Serfdom was abolished in 1861, and the time for mere lamentation over its evils was gone. Proof that the peasants were human beings, accessible to all human feelings, was no longer needed. New and far deeper problems concerning the life and ideals of the Russian people rose before every thinking Russian. Here was a mass of nearly fifty million people, whose manners of life, whose creed, ways of thinking, and ideals were totally different from those of the educated classes, and who at the same time were as unknown to the would-be leaders of progress as if these millions spoke a quite different language and belonged to a quite different race.

Our best men felt that all the future development of Russia would be hampered by that ignorance, if it continued—and literature did its best to answer the great questions which besieged the thinking man at every step of his social and political activity.

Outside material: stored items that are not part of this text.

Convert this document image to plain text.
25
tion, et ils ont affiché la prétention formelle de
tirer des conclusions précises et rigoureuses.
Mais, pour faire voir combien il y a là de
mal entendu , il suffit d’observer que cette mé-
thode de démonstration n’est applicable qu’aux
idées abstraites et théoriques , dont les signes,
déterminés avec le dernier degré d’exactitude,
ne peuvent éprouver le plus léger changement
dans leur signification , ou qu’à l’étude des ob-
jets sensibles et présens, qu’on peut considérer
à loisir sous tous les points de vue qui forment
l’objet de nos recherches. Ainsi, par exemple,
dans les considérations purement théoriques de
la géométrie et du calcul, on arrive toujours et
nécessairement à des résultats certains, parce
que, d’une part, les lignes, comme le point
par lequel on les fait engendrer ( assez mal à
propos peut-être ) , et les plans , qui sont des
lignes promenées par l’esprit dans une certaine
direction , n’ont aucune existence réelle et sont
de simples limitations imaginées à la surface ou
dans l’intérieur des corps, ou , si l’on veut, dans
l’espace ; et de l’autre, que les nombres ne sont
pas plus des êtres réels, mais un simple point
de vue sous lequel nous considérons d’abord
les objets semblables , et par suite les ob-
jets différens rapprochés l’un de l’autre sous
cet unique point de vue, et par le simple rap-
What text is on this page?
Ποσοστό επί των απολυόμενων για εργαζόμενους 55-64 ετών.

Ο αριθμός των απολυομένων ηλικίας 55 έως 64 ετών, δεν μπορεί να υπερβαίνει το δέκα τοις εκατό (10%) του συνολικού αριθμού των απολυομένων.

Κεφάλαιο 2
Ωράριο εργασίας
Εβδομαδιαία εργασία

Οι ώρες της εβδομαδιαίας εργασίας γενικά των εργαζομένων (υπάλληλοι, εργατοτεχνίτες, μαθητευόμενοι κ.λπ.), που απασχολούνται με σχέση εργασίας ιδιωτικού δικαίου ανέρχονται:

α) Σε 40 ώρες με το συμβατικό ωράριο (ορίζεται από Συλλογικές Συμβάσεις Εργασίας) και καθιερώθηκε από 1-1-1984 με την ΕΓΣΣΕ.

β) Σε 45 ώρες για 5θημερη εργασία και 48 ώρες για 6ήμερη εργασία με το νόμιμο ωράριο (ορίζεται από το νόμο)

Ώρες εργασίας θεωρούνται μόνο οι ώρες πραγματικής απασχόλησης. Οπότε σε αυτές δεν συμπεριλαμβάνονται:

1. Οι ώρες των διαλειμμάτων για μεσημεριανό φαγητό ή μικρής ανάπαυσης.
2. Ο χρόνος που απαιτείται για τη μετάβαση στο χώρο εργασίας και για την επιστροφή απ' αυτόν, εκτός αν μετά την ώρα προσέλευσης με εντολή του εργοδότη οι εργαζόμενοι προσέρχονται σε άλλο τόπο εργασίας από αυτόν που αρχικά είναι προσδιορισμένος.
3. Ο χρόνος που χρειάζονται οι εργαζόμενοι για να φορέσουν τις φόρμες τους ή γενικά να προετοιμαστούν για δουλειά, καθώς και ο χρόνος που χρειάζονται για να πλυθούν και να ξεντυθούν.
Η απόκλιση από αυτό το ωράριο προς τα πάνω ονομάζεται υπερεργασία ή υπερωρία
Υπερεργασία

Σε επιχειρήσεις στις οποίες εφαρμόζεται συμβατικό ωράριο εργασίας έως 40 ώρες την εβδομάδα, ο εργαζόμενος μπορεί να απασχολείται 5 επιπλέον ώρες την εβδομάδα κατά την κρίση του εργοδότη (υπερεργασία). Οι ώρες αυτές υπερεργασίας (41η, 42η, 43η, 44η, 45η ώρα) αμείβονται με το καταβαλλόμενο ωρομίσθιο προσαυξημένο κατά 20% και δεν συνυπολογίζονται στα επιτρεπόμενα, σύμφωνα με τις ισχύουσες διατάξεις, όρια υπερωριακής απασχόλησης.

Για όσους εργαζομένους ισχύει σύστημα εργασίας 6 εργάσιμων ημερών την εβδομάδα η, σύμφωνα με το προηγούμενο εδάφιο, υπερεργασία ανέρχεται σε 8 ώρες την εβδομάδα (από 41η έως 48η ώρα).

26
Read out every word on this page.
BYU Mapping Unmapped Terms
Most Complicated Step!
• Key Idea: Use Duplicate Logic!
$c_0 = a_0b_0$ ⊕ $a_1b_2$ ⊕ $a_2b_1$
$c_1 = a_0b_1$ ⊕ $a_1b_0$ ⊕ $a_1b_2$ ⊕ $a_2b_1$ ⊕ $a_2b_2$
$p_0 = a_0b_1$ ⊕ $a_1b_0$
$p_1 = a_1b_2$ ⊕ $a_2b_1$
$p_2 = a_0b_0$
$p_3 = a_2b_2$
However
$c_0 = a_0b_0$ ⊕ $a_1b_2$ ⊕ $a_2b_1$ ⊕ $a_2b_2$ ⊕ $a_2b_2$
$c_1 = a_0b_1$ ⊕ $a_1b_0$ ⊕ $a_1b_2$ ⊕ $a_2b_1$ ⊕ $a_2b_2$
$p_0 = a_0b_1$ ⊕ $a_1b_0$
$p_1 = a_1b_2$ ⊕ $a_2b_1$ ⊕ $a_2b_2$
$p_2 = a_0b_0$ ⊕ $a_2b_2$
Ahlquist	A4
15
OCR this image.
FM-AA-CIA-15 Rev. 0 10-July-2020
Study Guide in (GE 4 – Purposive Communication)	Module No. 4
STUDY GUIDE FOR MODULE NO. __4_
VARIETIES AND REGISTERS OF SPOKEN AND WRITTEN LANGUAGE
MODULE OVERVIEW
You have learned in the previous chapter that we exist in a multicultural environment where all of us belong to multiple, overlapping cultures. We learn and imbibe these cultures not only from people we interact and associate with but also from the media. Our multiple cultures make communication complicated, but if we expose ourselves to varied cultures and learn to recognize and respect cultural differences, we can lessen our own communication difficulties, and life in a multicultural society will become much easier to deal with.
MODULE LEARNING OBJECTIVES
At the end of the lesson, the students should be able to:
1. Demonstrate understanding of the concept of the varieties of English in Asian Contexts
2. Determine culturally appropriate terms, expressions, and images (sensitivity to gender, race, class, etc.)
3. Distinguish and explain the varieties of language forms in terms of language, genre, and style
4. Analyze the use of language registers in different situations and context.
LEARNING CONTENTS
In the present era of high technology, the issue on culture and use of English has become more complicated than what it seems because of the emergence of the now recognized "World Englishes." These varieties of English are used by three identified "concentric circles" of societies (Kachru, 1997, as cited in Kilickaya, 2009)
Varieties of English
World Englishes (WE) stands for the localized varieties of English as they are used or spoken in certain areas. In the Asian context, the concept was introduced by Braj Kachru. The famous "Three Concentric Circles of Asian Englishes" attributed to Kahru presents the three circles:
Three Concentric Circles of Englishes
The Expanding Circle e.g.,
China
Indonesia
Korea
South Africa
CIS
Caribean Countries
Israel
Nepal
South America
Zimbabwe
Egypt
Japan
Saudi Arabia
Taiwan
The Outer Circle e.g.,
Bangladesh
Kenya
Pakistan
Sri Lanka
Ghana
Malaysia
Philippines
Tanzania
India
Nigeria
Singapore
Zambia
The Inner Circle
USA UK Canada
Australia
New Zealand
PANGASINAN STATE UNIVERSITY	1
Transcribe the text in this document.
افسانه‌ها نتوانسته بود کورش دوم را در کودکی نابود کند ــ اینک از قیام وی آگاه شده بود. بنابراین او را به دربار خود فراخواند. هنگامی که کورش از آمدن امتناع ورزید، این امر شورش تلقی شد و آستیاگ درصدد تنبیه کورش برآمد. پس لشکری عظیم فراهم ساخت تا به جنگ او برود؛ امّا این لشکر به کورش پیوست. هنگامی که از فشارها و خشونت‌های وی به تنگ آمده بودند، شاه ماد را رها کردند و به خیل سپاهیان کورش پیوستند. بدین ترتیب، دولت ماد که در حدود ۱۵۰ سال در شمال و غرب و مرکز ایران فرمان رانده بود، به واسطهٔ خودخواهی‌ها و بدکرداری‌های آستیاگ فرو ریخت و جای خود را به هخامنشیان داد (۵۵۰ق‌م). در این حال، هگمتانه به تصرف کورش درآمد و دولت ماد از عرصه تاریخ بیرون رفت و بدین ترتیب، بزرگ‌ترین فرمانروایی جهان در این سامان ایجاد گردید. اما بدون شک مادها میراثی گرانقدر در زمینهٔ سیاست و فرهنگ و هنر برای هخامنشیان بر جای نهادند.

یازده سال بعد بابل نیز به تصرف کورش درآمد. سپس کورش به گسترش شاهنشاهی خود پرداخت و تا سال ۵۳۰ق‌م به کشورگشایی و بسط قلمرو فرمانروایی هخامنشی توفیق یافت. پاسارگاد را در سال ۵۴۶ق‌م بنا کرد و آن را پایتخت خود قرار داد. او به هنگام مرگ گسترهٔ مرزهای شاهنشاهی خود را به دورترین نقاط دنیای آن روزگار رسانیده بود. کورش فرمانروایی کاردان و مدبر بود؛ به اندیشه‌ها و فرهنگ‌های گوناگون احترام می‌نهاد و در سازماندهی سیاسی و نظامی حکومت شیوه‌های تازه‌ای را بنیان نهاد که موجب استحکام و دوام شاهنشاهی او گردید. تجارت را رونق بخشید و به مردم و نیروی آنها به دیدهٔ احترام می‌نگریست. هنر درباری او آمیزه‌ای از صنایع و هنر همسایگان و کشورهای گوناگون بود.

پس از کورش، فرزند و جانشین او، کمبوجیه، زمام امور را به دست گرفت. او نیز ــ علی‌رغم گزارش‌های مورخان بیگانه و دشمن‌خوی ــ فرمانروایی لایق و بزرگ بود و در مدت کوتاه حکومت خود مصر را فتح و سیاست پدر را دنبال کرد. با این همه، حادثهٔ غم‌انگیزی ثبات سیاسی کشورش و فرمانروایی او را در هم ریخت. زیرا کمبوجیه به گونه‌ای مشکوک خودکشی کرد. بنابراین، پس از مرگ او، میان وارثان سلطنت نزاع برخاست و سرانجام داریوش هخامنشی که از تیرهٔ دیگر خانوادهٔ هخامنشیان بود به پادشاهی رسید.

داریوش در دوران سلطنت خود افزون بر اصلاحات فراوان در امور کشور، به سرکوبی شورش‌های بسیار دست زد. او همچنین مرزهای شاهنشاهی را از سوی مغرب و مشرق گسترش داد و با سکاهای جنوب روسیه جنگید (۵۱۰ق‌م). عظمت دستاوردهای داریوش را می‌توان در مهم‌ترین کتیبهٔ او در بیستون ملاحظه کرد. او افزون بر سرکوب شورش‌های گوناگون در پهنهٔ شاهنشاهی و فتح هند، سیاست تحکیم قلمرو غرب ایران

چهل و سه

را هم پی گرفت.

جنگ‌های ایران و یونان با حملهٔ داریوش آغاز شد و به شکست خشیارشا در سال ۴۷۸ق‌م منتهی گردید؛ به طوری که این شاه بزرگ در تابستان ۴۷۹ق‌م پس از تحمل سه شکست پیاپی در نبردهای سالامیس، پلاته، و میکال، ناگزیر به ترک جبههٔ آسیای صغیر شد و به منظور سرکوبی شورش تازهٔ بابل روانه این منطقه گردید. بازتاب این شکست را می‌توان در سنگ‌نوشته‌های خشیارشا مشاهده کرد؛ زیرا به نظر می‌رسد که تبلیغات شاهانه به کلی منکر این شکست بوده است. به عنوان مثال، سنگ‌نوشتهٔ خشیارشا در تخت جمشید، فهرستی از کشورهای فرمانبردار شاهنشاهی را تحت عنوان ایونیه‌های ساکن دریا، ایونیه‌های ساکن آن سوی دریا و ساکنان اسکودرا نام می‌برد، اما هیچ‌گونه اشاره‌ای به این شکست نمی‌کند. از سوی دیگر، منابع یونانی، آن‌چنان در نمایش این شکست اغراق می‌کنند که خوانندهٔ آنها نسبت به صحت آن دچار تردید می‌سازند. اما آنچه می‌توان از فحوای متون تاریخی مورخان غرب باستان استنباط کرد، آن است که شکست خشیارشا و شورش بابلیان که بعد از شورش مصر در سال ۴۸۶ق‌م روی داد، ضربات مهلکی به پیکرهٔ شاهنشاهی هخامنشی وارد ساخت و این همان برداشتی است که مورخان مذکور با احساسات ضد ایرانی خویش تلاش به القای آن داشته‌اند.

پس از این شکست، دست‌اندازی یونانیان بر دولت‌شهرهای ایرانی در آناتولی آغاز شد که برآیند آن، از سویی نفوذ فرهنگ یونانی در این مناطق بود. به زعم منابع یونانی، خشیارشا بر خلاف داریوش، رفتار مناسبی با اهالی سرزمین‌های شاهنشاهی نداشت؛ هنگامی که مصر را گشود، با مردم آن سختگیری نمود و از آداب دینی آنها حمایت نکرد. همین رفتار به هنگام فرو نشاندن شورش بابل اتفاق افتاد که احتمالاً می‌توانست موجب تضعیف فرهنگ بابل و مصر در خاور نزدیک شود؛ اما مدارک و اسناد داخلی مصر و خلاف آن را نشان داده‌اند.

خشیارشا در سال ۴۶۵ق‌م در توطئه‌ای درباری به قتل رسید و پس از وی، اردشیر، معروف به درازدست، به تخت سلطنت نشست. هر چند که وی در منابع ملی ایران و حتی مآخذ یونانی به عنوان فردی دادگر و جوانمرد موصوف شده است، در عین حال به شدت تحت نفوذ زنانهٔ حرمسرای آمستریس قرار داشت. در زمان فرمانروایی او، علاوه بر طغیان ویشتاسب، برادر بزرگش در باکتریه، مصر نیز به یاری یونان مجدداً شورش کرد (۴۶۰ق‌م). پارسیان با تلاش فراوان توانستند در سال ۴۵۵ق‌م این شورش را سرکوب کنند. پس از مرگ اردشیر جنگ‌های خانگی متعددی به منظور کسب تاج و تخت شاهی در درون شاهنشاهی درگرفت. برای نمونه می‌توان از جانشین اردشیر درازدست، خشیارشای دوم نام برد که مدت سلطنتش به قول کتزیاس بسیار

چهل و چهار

The years 1858-1878 were years of the ethnographical exploration of Russia on such a scale that nowhere in Europe or America do we find anything similar. The monuments of old folklore and poetry; the common law of different parts and nationalities of the Empire; the religious beliefs and the forms of worship, and still more the social aspirations characteristic of the many sections of dissenters; the extremely interesting habits and customs which prevail in the different provinces; the economical conditions of the peasants; their domestic trades; the immense communal fisheries n southeastern Russia; the thousands of forms taken by the popular coöperative organisations (the Artels); the “inner colonisation” of Russia, which can only be compared with that of the United States; the evolution of ideas of landed property, and so on—all these became the subjects of extensive research.